Y se quedó mirándole, con las manos enlazadas.
—No se preocupe por mi opinión —repuso el starets—. Creo en la sinceridad de su inquietud.
—¡Cuánto se lo agradezco! Oiga: cierro los ojos y pienso: «Todos creen. ¿Por qué?» Se dice que la religión tiene su origen en el terror que inspiran ciertos fenómenos de la naturaleza, pero que todo es una falsa apariencia. Y me digo que he creído toda la vida, que moriré y no encontraré nada, que entonces «sólo la hierba crecerá sobre mi tumba», como dice un escritor. Esto es horrible. ¿Cómo recobrar la fe? En mi infancia, yo creí mecánicamente, sin pensar en nada. ¿Cómo convencerme? He venido a inclinarme ante usted y a suplicarle que me ilumine. Si pierdo esta ocasión, ya no encontraré a nadie que me responda. ¿Cómo convencerme? ¿Con qué pruebas? ¡Qué desgraciada soy! Las personas que me rodean no se preocupan de esto, y yo sola no puedo soportar mis dudas. Estoy abrumada.
—Lo comprendo. Pero estas cosas no pueden probarse. Uno tiene que convencerse por sí mismo.
—¿Cómo?
—Por medio del amor, que es el que lo hace todo. Procure amar al prójimo con un ardor inextinguible. A medida que vaya usted progresando en el amor al prójimo, se irá convenciendo de la existencia de Dios y de la inmortalidad del alma. Si alcanza la abnegación completa en su amor al prójimo, creerá ciegamente y la duda no podrá siquiera rozar su alma. Esto está demostrado por la experiencia.

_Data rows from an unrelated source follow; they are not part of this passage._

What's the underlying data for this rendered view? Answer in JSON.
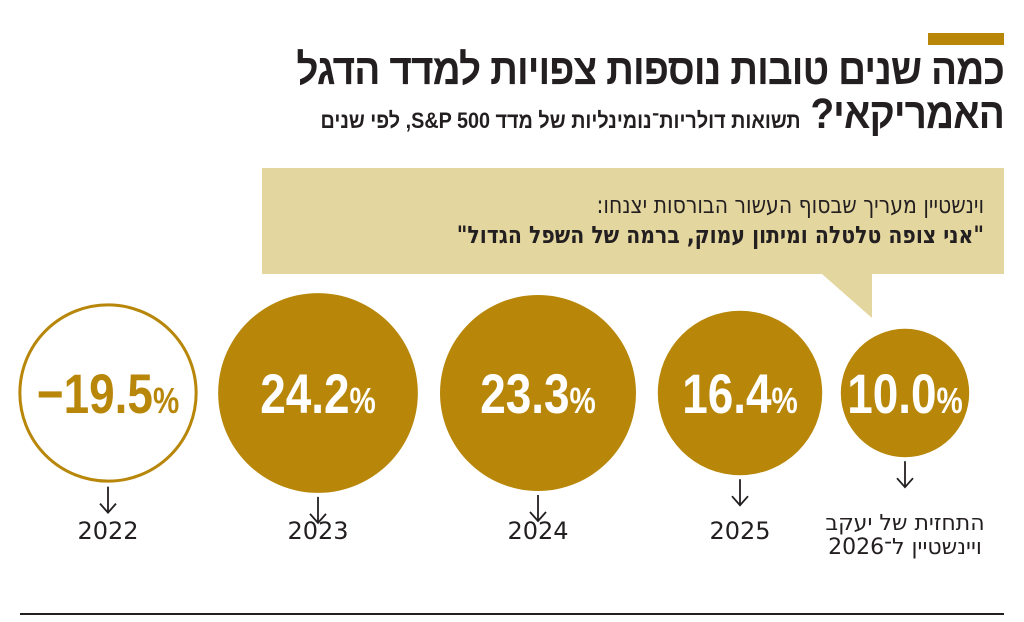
{
  "header": {
    "title": "כמה שנים טובות נוספות צפויות למדד הדגל האמריקאי?",
    "subtitle": "תשואות דולריות־נומינליות של מדד S&P 500, לפי שנים"
  },
  "quote": {
    "intro": "וינשטיין מעריך שבסוף העשור הבורסות יצנחו:",
    "text": "\"אני צופה טלטלה ומיתון עמוק, ברמה של השפל הגדול\""
  },
  "colors": {
    "accent": "#b8870a",
    "bubble": "#e3d69f",
    "text": "#231f20"
  },
  "chart_data": {
    "type": "bubble",
    "unit": "%",
    "categories": [
      "2022",
      "2023",
      "2024",
      "2025",
      "התחזית של יעקב ויינשטיין ל־2026"
    ],
    "labels": [
      "−19.5%",
      "24.2%",
      "23.3%",
      "16.4%",
      "10.0%"
    ],
    "values": [
      -19.5,
      24.2,
      23.3,
      16.4,
      10.0
    ],
    "negative_style": "outline"
  }
}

—¿El amor que lo hace todo? He aquí otro problema..., ¡y qué problema! Mire: yo amo de tal modo a la humanidad, que, aunque usted no lo crea, he pensado a veces en abandonarlo todo, incluso a Lise, y convertirme en hermana de la Caridad. Cierro los ojos, pienso, sueño, y en esos momentos me asiste una fuerza invencible. Ninguna herida, ninguna llaga purulenta me inquietará: las lavaré con mis propias manos y seré una enfermera presta a besar las úlceras de los pacientes.

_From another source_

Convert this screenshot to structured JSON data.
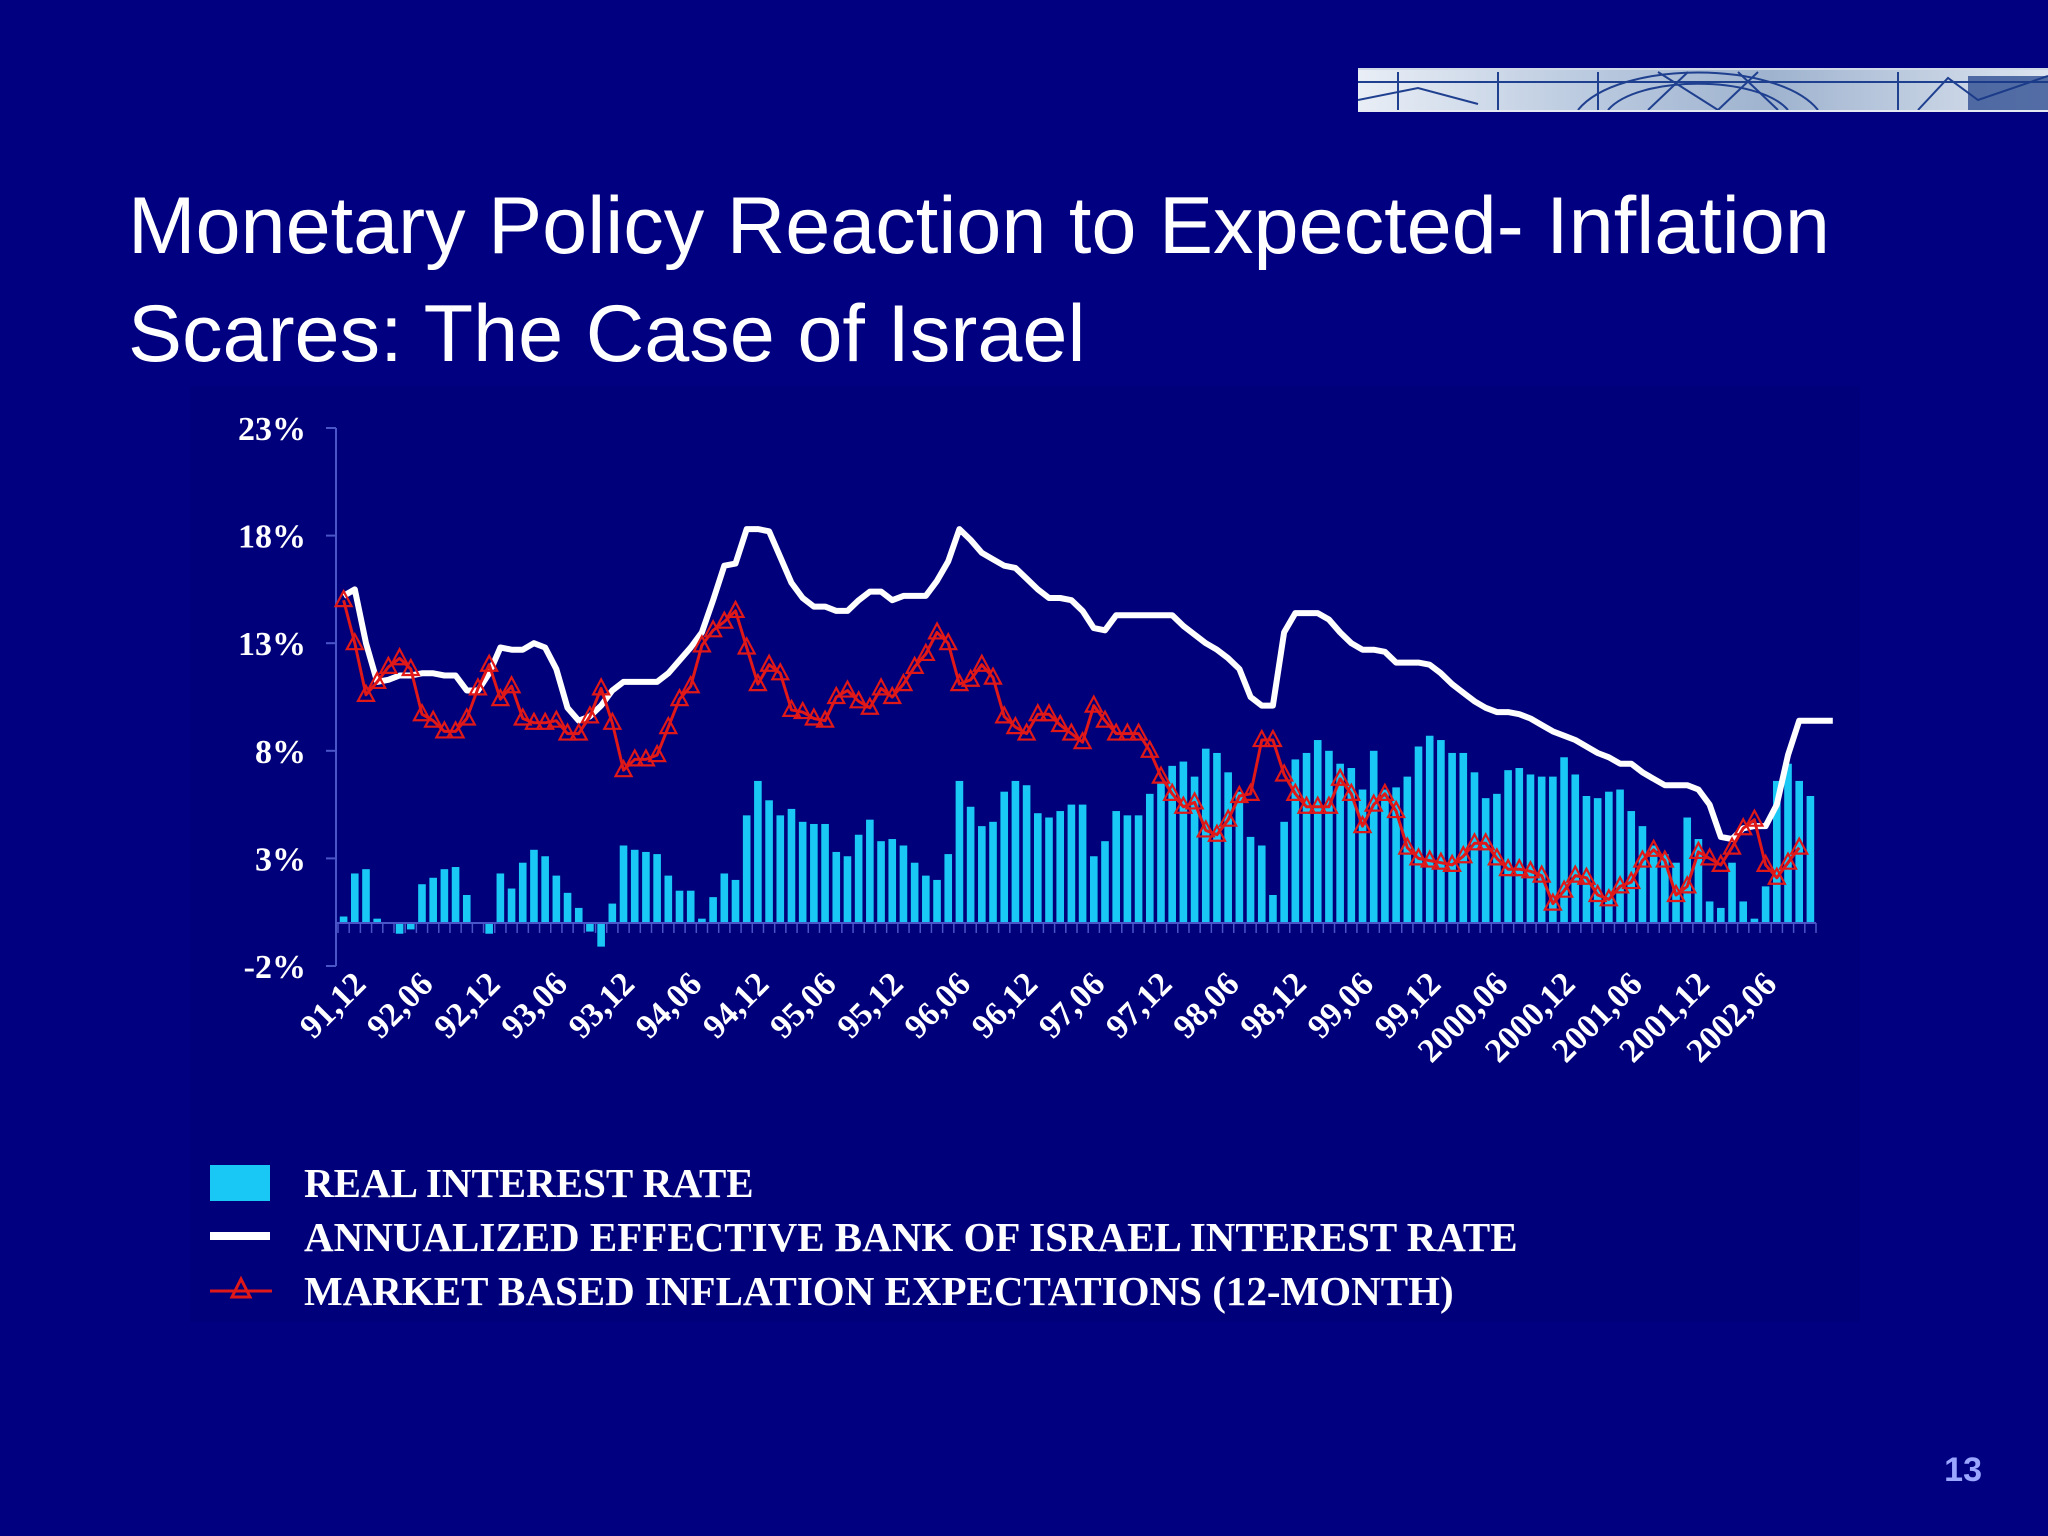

—No es poco que haya tenido tales pensamientos. Algún día realizará usted, por obra del azar, una buena acción.
—¿Pero podré soportar durante mucho tiempo semejante vida? —siguió diciendo la dama con vehemencia—. Ésta es la cuestión más importante, la que más me atormenta. Cierro los ojos y me pregunto: «¿Permanecerás mucho tiempo en este camino? Si el enfermo al que lavas las úlceras lo paga con la ingratitud, si te atormenta con sus caprichos, sin apreciar ni advertir siquiera tu devoción; si grita, se muestra exigente e incluso presenta quejas sobre ti, como pueden hacer las personas atormentadas por el sufrimiento, ¿perdurará tu amor?» Y sepa usted que yo me he dicho ya con profunda desazón: «La ingratitud es lo único que puede enfriar, e inmediatamente, mi amor activo por la humanidad.» En una palabra, que, al amar, trabajo por un salario y exijo recibirlo inmediatamente en forma de elogios y de un amor como el mío. De otro modo, no me es posible amar a nadie.
Después de haberse fustigado a sí misma con este arrebato de sinceridad, se quedó mirando al staretscon una fijeza provocadora.